How apparent to you is the automobile gender gap? Have you noticed the role cars play in the war of the sexes? Or the role gender plays in the dominance of the car?
At a junction last week, while watching the traffic crawl by, I recognised a very senior figure driving a very modest car. One of the most influential people in the State, she looked just like someone's granny (whom she may well be) driving a granny type car. In gridlock-induced reverie I took pleasure in the thought that her self-esteem must be so firmly founded that, despite her handsome salary, she apparently doesn't feel the need to make a vehicular statement.

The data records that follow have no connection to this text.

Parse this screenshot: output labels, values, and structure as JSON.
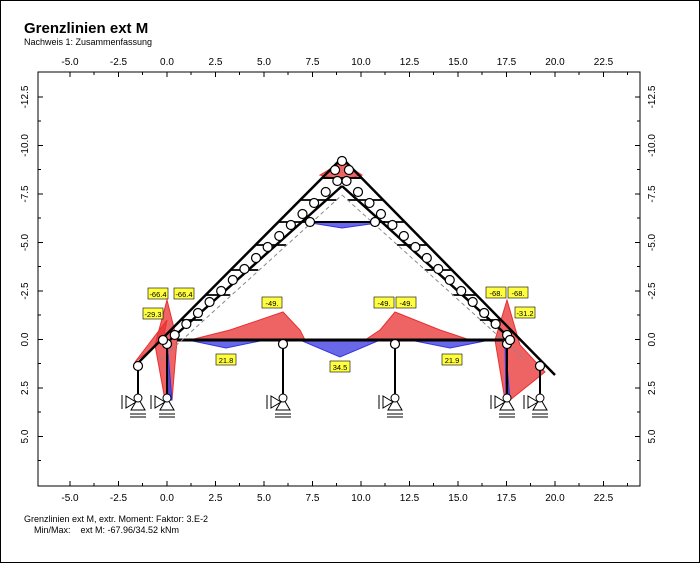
{
  "header": {
    "title": "Grenzlinien ext M",
    "subtitle": "Nachweis 1: Zusammenfassung"
  },
  "axes": {
    "x_ticks": [
      "-5.0",
      "-2.5",
      "0.0",
      "2.5",
      "5.0",
      "7.5",
      "10.0",
      "12.5",
      "15.0",
      "17.5",
      "20.0",
      "22.5"
    ],
    "y_ticks": [
      "-12.5",
      "-10.0",
      "-7.5",
      "-5.0",
      "-2.5",
      "0.0",
      "2.5",
      "5.0"
    ]
  },
  "labels": [
    "-66.4",
    "-66.4",
    "-29.3",
    "-49.",
    "-49.",
    "-49.",
    "-68.",
    "-68.",
    "-31.2",
    "21.8",
    "34.5",
    "21.9"
  ],
  "footer": {
    "line1": "Grenzlinien ext M, extr. Moment: Faktor: 3.E-2",
    "line2": "Min/Max:    ext M: -67.96/34.52 kNm"
  }
}
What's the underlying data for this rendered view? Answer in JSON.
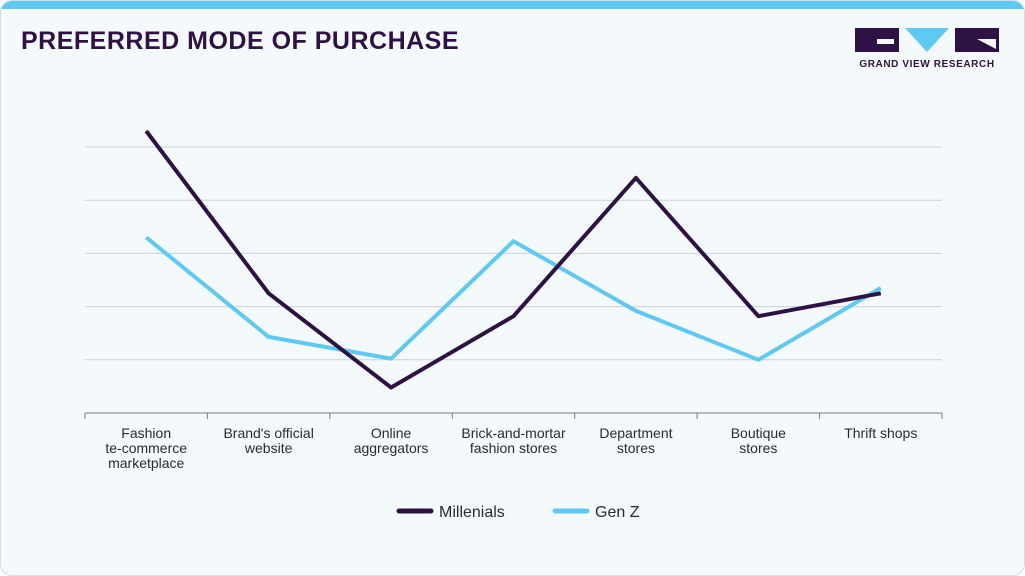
{
  "header": {
    "title": "PREFERRED MODE OF PURCHASE"
  },
  "logo": {
    "text": "GRAND VIEW RESEARCH",
    "colors": {
      "dark": "#2f1245",
      "light": "#5ecaf3"
    }
  },
  "chart_data": {
    "type": "line",
    "title": "PREFERRED MODE OF PURCHASE",
    "xlabel": "",
    "ylabel": "",
    "ylim": [
      0,
      50
    ],
    "grid": true,
    "legend": "bottom-center",
    "categories": [
      [
        "Fashion",
        "te-commerce",
        "marketplace"
      ],
      [
        "Brand's official",
        "website"
      ],
      [
        "Online",
        "aggregators"
      ],
      [
        "Brick-and-mortar",
        "fashion stores"
      ],
      [
        "Department",
        "stores"
      ],
      [
        "Boutique",
        "stores"
      ],
      [
        "Thrift shops"
      ]
    ],
    "series": [
      {
        "name": "Millenials",
        "color": "#2f1245",
        "values": [
          53,
          22.5,
          4.8,
          18.2,
          44.2,
          18.2,
          22.5
        ]
      },
      {
        "name": "Gen Z",
        "color": "#5ecaf3",
        "values": [
          33,
          14.3,
          10.2,
          32.3,
          19.2,
          10,
          23.5
        ]
      }
    ]
  }
}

Only in stationary traffic would I have noticed her car at all. I still couldn't tell you the make. I am, as I suspect she is, car-blind. When neighbours fell victim to some opportunistic burglars who drove off in my full view, I could describe the perpetrators to the Garda; but the car? Em, sort of white-ish.
I attribute some of this to the trauma of having my first car - a secondhand Ford Escort - stolen and burnt out in Belfast 10 days into my ownership, with the maintenance manual and tool kit I had purchased still in the boot. I had intended to be one kind of car owner; after that I became another. I distinguish cars by their colours, their reliability, their safety and the number of children they can accommodate. This is not how most men think about cars. Not all men - there is John Gormley, after all.

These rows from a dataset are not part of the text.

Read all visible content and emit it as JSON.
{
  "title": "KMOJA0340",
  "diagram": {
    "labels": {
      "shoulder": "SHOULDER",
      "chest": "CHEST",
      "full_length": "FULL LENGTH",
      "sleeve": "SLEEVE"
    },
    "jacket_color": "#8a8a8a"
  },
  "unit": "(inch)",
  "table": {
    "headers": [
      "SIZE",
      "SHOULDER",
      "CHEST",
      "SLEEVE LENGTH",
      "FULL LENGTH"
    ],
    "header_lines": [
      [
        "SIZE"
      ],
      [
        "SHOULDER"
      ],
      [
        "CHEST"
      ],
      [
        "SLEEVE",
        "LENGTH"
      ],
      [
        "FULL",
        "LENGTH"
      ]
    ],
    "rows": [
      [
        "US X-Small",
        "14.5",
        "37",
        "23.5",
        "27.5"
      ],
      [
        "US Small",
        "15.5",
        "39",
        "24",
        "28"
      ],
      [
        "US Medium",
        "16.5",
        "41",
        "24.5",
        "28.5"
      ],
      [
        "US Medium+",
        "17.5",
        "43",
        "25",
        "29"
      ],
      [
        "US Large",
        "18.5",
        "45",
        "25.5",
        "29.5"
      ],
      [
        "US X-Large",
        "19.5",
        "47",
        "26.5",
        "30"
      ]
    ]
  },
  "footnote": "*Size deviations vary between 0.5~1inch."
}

Not all women are like me; look at Rosemary Smith. But in general, men use cars to keep score and women don't.
Men's relationship to cars is visceral. They even love their innards. It probably goes back to Dinky cars and Fisher-Price garages. Men who would never think of sorting out the household wash, buff their gleaming conveyances lovingly. In the world of company cars, what one drives is a finely-judged statement of position. To use one's own cash to buy a car which competes with the boss's can be a foolhardy act. I once had a company car - even asked for one. What can I say? I was playing the game by the rules.
Since keeping score feels more worthwhile when you are travelling faster than a bicycle, summer is a good time for drivers. This is why the gender gap is so acute in September, when AA Roadwatch announces the return of mothers and their children and the slowing of legitimate traffic.

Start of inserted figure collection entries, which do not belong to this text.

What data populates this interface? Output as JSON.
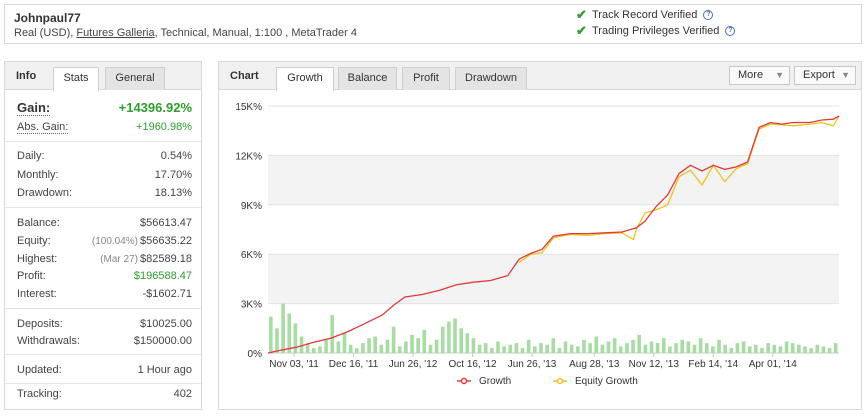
{
  "header": {
    "name": "Johnpaul77",
    "sub_prefix": "Real (USD), ",
    "broker": "Futures Galleria",
    "sub_suffix": ", Technical, Manual, 1:100 , MetaTrader 4",
    "verified_track": "Track Record Verified",
    "verified_privileges": "Trading Privileges Verified",
    "help_glyph": "?"
  },
  "info": {
    "title": "Info",
    "tabs": [
      "Stats",
      "General"
    ],
    "gain_label": "Gain:",
    "gain_value": "+14396.92%",
    "abs_gain_label": "Abs. Gain:",
    "abs_gain_value": "+1960.98%",
    "daily_label": "Daily:",
    "daily_value": "0.54%",
    "monthly_label": "Monthly:",
    "monthly_value": "17.70%",
    "drawdown_label": "Drawdown:",
    "drawdown_value": "18.13%",
    "balance_label": "Balance:",
    "balance_value": "$56613.47",
    "equity_label": "Equity:",
    "equity_pct": "(100.04%)",
    "equity_value": "$56635.22",
    "highest_label": "Highest:",
    "highest_date": "(Mar 27)",
    "highest_value": "$82589.18",
    "profit_label": "Profit:",
    "profit_value": "$196588.47",
    "interest_label": "Interest:",
    "interest_value": "-$1602.71",
    "deposits_label": "Deposits:",
    "deposits_value": "$10025.00",
    "withdrawals_label": "Withdrawals:",
    "withdrawals_value": "$150000.00",
    "updated_label": "Updated:",
    "updated_value": "1 Hour ago",
    "tracking_label": "Tracking:",
    "tracking_value": "402"
  },
  "chart_panel": {
    "title": "Chart",
    "tabs": [
      "Growth",
      "Balance",
      "Profit",
      "Drawdown"
    ],
    "active_tab": "Growth",
    "more_label": "More",
    "export_label": "Export"
  },
  "chart_data": {
    "type": "line",
    "y_ticks": [
      "15K%",
      "12K%",
      "9K%",
      "6K%",
      "3K%",
      "0%"
    ],
    "ylim": [
      0,
      15000
    ],
    "x_ticks": [
      "Nov 03, '11",
      "Dec 16, '11",
      "Jun 26, '12",
      "Oct 16, '12",
      "Jun 26, '13",
      "Aug 28, '13",
      "Nov 12, '13",
      "Feb 14, '14",
      "Apr 01, '14"
    ],
    "legend": [
      "Growth",
      "Equity Growth"
    ],
    "colors": {
      "growth": "#e03a3a",
      "equity": "#f0c020",
      "bars": "#a9dca5",
      "band": "#f3f3f3"
    },
    "series": [
      {
        "name": "Growth",
        "x": [
          0,
          0.02,
          0.05,
          0.08,
          0.11,
          0.14,
          0.17,
          0.2,
          0.22,
          0.24,
          0.27,
          0.3,
          0.33,
          0.36,
          0.39,
          0.42,
          0.44,
          0.46,
          0.48,
          0.5,
          0.53,
          0.56,
          0.59,
          0.62,
          0.645,
          0.66,
          0.68,
          0.7,
          0.72,
          0.74,
          0.76,
          0.78,
          0.8,
          0.82,
          0.84,
          0.86,
          0.88,
          0.9,
          0.92,
          0.95,
          0.97,
          0.99,
          1.0
        ],
        "values": [
          0,
          150,
          350,
          650,
          900,
          1300,
          1800,
          2300,
          2900,
          3400,
          3550,
          3800,
          4150,
          4300,
          4400,
          4700,
          5700,
          6050,
          6300,
          7100,
          7250,
          7250,
          7300,
          7350,
          7600,
          8000,
          8900,
          9600,
          10900,
          11400,
          11050,
          11400,
          11150,
          11300,
          11600,
          13700,
          14000,
          13900,
          14000,
          14000,
          14150,
          14200,
          14400
        ]
      },
      {
        "name": "Equity Growth",
        "x": [
          0.44,
          0.46,
          0.48,
          0.5,
          0.53,
          0.56,
          0.59,
          0.62,
          0.64,
          0.645,
          0.66,
          0.68,
          0.7,
          0.72,
          0.74,
          0.76,
          0.78,
          0.8,
          0.82,
          0.84,
          0.86,
          0.88,
          0.9,
          0.92,
          0.95,
          0.97,
          0.99,
          1.0
        ],
        "values": [
          5500,
          6000,
          6100,
          7000,
          7200,
          7150,
          7250,
          7300,
          6900,
          7500,
          8500,
          8700,
          9000,
          10700,
          11100,
          10200,
          11400,
          10400,
          11200,
          11500,
          13600,
          13900,
          13850,
          13800,
          13900,
          14000,
          13800,
          14400
        ]
      }
    ],
    "bars": [
      2.2,
      1.5,
      3.0,
      2.4,
      1.8,
      1.0,
      0.6,
      0.3,
      0.4,
      0.8,
      2.3,
      0.7,
      1.2,
      0.5,
      0.3,
      0.6,
      0.9,
      1.0,
      0.5,
      0.8,
      1.6,
      0.4,
      0.7,
      1.1,
      0.9,
      1.4,
      0.5,
      0.8,
      1.6,
      1.9,
      2.1,
      1.5,
      1.2,
      0.9,
      0.5,
      0.6,
      0.3,
      0.7,
      0.4,
      0.5,
      0.6,
      0.3,
      0.8,
      0.4,
      0.6,
      0.5,
      0.9,
      0.3,
      0.7,
      0.5,
      0.4,
      0.8,
      0.6,
      1.0,
      0.5,
      0.7,
      0.9,
      0.4,
      0.6,
      0.8,
      1.1,
      0.5,
      0.7,
      0.6,
      0.9,
      0.4,
      0.6,
      0.8,
      0.7,
      0.5,
      0.9,
      0.6,
      0.4,
      0.8,
      0.5,
      0.3,
      0.6,
      0.7,
      0.4,
      0.5,
      0.3,
      0.6,
      0.5,
      0.4,
      0.7,
      0.6,
      0.5,
      0.4,
      0.3,
      0.5,
      0.4,
      0.3,
      0.6
    ]
  }
}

How wilfully mothers drive such short distances, when they could so easily walk the two children and the buggy and take in a trip to the supermarket and the bottle bank on the way home.
An intriguing proposal to pedestrianise the school-run, with a few mothers walking a crocodile of children to school pushing a trolley full of schoolbags, unfortunately died without full exploration of its potential. I had visualised a crocodile of commuters heading for our DART station with the fitter men pushing a trolley full of briefcases.
The autumnal bemoaning of the return to school is part of the war of the sexes because what is sauce for the goose ("why not walk with those children, woman?") is seldom applied to the gander. This, although the gander's car by and large stays sitting in one place all day while the geese do all the messages.
But what is the point of a company car if the company never sees it - if there are not ranks of cars in the carpark, so that at an idle glance at coffee break everyone has the security of knowing their precise place in the pecking order?
The company car fetish took off in the era of high personal tax rates, and made a kind of sense then before benefit-in-kind taxation treated it as another form of remuneration. Now, despite the removal of this fiscal rationale, it has become an institution.
Although changing one's car every three years makes little sense for many families, although a smaller car or none at all might make better ecological sense, although remuneration in another form might be more welcome, this is how employers tell their employees that they are loved.
THIS is no longer just an executive phenomenon - and women are being seduced. I recently heard of a proud 23-year-old receptionist who had been given a car by her boss, judging that this was the best way to keep her.
In the 10 months to October last year, 214,855 new cars were registered in Ireland, compared to 170,322 in all of 1999. The Society of the Irish Motor Industry says we have not yet reached European average car ownership. By my calculation, we hit Denmark's level in 1999, so we can't be far off the average now. Many Europeans, anyway, seem to have the good sense to leave their cars at home during the week.
What motor industry do we have here? We make some components but we don't produce cars. We import them. What a great use of our new affluence. Our "industry" is best represented by the extraordinary new Taj Mahal-type car showrooms, monuments to the excesses of the 1990s.
Even the most myopic of us knows that when the "industry" stops setting the agenda, efficient public transport will rescue us from sitting at junctions speculating about other people's lives.
We will have to find a new way of keeping score. Warpaint?